Currency movements affect the prices of oil and gas stocks as much as commodity prices. And I think there is an increasing likelihood a mix of slightly rising oil prices and a steady to lower Canadian dollar could result in a big jump in Canadian oil stocks in March and April.

Regular readers know we have not been bullish on energy stocks, especially natural gas.  But we believe oil stocks could have a tradable jump up for a couple reasons:

  1. The big oil ETF in the US is symbol USO and it’s cleaning up its act. We wrote an article in early February that outlined how the large size of this very popular investment vehicle has forced oil prices lower every month.  This has been by far this website’s most read story. Essentially, they have to roll over their oil contracts each month so they don’t end up taking physical delivery of the commodity itself.  For several days this skews the market; the oil market isn’t real for awhile, and investors hate that.  Bowing to public pressure, USO will now roll over their contracts over a longer number of days, hoping to not influence the market. If they are successful, we believe investors will cheer this more orderly market and use it as an excuse to move the oil price higher.
  2. There is evidence that the market is looking for any excuse to move the global oil price higher.  People can talk about fundamentals all they want, and over the long term they rule, but over the short term emotions rule and there is a rising bullish sentiment on oil in the markets right now.  The markets took oil to $147/barrel, and then it took oil down to $35/barrel.
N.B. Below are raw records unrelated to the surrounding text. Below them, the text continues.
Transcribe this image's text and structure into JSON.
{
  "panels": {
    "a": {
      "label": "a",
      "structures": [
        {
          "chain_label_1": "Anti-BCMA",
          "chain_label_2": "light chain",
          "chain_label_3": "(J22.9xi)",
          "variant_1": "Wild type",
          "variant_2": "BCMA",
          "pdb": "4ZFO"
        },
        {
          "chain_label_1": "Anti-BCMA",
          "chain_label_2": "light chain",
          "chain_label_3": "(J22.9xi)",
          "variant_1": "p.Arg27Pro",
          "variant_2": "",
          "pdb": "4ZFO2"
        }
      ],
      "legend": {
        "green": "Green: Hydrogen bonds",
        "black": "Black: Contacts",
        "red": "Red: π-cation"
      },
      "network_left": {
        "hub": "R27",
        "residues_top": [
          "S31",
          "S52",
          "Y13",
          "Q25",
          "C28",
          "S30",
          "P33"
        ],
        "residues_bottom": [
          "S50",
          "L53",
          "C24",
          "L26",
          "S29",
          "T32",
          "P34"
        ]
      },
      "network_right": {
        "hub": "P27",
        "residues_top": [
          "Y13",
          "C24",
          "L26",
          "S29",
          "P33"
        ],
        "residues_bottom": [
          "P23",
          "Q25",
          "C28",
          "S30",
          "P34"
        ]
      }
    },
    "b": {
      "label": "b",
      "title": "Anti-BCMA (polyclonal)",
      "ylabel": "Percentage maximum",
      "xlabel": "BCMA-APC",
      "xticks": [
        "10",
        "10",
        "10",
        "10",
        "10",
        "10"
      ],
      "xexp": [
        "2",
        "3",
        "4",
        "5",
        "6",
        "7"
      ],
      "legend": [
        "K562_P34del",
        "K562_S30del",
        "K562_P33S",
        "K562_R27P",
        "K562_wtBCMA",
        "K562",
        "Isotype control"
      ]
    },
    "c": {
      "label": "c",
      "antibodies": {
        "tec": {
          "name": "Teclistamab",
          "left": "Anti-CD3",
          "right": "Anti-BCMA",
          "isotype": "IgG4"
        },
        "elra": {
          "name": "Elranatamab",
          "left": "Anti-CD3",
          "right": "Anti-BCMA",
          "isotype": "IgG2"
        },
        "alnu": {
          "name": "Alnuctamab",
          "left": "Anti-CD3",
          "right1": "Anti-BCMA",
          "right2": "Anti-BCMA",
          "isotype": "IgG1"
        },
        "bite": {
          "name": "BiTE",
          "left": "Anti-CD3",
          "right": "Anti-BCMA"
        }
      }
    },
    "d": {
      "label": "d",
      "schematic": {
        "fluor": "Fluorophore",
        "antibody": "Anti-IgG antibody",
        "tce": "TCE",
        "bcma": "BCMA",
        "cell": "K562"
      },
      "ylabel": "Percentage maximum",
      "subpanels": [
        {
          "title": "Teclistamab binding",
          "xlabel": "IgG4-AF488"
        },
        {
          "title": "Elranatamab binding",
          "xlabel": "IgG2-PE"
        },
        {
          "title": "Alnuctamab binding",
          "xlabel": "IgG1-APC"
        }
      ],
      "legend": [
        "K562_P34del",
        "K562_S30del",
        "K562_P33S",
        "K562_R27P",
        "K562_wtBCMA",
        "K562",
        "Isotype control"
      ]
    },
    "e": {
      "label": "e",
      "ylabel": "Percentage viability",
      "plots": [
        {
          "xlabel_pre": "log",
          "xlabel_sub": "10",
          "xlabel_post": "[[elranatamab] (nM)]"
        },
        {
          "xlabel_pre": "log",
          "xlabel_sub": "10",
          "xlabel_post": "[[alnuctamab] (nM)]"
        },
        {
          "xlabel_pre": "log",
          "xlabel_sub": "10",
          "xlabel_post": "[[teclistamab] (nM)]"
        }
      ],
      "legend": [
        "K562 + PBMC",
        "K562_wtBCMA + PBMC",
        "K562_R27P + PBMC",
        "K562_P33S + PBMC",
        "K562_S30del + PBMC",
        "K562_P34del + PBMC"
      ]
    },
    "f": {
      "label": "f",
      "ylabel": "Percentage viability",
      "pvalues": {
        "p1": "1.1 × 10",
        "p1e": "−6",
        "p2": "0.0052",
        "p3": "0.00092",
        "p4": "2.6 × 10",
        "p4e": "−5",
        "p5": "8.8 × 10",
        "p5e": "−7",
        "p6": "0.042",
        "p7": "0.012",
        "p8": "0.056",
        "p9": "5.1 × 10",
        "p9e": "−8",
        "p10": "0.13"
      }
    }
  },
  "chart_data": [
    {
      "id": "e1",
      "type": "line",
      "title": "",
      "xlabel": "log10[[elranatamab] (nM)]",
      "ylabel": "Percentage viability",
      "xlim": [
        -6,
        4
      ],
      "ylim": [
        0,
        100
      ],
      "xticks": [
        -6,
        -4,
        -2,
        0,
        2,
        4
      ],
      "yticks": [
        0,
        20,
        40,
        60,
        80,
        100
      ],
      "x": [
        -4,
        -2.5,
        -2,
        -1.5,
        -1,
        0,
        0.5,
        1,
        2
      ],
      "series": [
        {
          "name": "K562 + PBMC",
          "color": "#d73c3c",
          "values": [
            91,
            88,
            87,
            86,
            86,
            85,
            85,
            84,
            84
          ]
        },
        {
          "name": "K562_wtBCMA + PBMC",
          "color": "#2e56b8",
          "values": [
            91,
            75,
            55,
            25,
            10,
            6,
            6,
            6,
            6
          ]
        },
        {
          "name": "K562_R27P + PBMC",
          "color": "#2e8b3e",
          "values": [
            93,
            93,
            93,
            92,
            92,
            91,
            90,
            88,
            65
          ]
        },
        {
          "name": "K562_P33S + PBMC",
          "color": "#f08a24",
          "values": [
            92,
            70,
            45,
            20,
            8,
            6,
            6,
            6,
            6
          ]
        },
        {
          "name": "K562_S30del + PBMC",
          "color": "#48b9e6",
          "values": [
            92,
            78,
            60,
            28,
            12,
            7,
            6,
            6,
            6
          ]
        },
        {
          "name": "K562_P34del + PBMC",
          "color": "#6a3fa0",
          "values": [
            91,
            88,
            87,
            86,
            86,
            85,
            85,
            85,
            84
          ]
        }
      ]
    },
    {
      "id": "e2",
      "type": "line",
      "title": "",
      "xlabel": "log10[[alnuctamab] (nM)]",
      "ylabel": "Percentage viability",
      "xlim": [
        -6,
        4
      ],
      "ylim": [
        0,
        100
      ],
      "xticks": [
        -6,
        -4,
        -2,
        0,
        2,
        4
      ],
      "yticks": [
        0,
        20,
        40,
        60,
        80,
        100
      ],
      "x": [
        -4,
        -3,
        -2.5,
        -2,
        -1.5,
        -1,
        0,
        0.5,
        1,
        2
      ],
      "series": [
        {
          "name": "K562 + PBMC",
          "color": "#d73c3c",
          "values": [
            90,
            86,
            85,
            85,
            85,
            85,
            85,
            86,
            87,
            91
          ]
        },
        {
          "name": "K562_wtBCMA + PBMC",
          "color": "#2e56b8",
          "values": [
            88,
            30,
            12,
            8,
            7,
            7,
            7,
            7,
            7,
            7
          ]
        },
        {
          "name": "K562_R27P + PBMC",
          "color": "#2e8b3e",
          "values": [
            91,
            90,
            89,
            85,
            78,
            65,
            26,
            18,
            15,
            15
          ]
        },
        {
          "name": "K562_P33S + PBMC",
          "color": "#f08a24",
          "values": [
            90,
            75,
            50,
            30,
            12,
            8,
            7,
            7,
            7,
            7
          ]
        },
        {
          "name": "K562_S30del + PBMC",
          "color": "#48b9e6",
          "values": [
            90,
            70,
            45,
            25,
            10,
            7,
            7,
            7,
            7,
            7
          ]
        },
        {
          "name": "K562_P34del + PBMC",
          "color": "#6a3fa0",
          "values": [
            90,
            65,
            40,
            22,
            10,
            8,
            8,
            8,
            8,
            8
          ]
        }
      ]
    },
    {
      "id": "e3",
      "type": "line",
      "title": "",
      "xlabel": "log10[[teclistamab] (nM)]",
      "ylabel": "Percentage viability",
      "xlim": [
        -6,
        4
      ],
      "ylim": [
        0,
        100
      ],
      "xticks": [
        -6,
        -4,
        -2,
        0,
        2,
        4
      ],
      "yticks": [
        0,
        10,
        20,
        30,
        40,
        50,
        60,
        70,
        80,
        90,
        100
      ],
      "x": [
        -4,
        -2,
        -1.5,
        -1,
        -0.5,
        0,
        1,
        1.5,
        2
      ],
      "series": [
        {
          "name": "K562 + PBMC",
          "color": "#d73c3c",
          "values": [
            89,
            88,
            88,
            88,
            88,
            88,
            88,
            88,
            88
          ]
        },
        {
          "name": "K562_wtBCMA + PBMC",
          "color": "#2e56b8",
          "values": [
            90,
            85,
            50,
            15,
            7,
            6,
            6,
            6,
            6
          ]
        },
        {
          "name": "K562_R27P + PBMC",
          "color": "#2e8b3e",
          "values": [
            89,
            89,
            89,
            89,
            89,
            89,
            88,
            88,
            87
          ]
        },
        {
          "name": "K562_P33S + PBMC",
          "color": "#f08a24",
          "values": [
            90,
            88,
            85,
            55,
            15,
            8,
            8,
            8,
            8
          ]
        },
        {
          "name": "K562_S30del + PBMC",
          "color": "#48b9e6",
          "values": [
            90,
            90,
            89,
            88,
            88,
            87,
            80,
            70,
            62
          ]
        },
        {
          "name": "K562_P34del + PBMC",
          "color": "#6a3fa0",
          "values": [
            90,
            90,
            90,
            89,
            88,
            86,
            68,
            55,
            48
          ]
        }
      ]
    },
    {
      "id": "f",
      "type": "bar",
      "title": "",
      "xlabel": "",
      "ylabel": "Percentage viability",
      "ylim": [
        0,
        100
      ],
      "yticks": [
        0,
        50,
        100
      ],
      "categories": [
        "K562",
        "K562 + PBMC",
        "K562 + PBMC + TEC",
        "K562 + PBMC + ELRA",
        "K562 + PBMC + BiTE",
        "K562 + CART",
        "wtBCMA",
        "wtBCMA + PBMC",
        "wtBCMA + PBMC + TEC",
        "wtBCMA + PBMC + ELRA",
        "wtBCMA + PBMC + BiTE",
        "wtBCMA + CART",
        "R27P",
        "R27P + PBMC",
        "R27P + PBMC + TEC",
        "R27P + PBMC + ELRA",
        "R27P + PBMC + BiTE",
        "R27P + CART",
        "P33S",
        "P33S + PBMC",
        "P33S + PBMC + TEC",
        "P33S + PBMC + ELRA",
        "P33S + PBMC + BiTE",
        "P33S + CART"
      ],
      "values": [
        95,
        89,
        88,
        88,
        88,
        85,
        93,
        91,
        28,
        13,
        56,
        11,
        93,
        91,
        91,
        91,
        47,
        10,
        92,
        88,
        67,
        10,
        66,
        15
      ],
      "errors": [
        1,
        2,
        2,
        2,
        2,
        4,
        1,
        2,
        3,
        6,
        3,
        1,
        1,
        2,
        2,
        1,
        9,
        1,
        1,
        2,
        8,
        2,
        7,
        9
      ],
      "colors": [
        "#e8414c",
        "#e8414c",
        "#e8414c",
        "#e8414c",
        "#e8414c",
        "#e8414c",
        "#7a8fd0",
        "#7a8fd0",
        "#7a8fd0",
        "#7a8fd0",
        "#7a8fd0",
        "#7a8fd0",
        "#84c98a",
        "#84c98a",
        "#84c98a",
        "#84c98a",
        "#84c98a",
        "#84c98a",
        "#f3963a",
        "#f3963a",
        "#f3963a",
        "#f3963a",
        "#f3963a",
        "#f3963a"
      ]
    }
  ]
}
The market can move oil wherever it wants it to go as traders and the public accentuate the trend.  When we see Canadian oil stocks moving 6-12% on an up day, much more than they should on any new fundamentals, it tells us they are a coiled spring waiting to be let go.
  3. Continued uncertainty in equity markets will keep the US dollar higher for longer than most people believe.  This means a relatively lower Canadian dollar, which means a higher oil price in Canadian dollars. If oil is US$40 per barrel and the Canadian dollar (nickname: the loonie) is at par with the greenback, then oil in Canada is the same price.  But if the US$ rises to $1.25 to the loonie, then Canadian oil prices really are rising to 1.25 x 40=CAD$50/barrel.  That means increased cash flow and stock prices for Canadian producers.

We see this as a likely scenario for the spring of 2009.  We don’t believe the fundamentals of the global economy are going to allow for any sustained rise in the oil price over the next few months. But the stock market does look 6-9 months ahead. And I think we’re about to have another round of hope before another round of gloom in oil.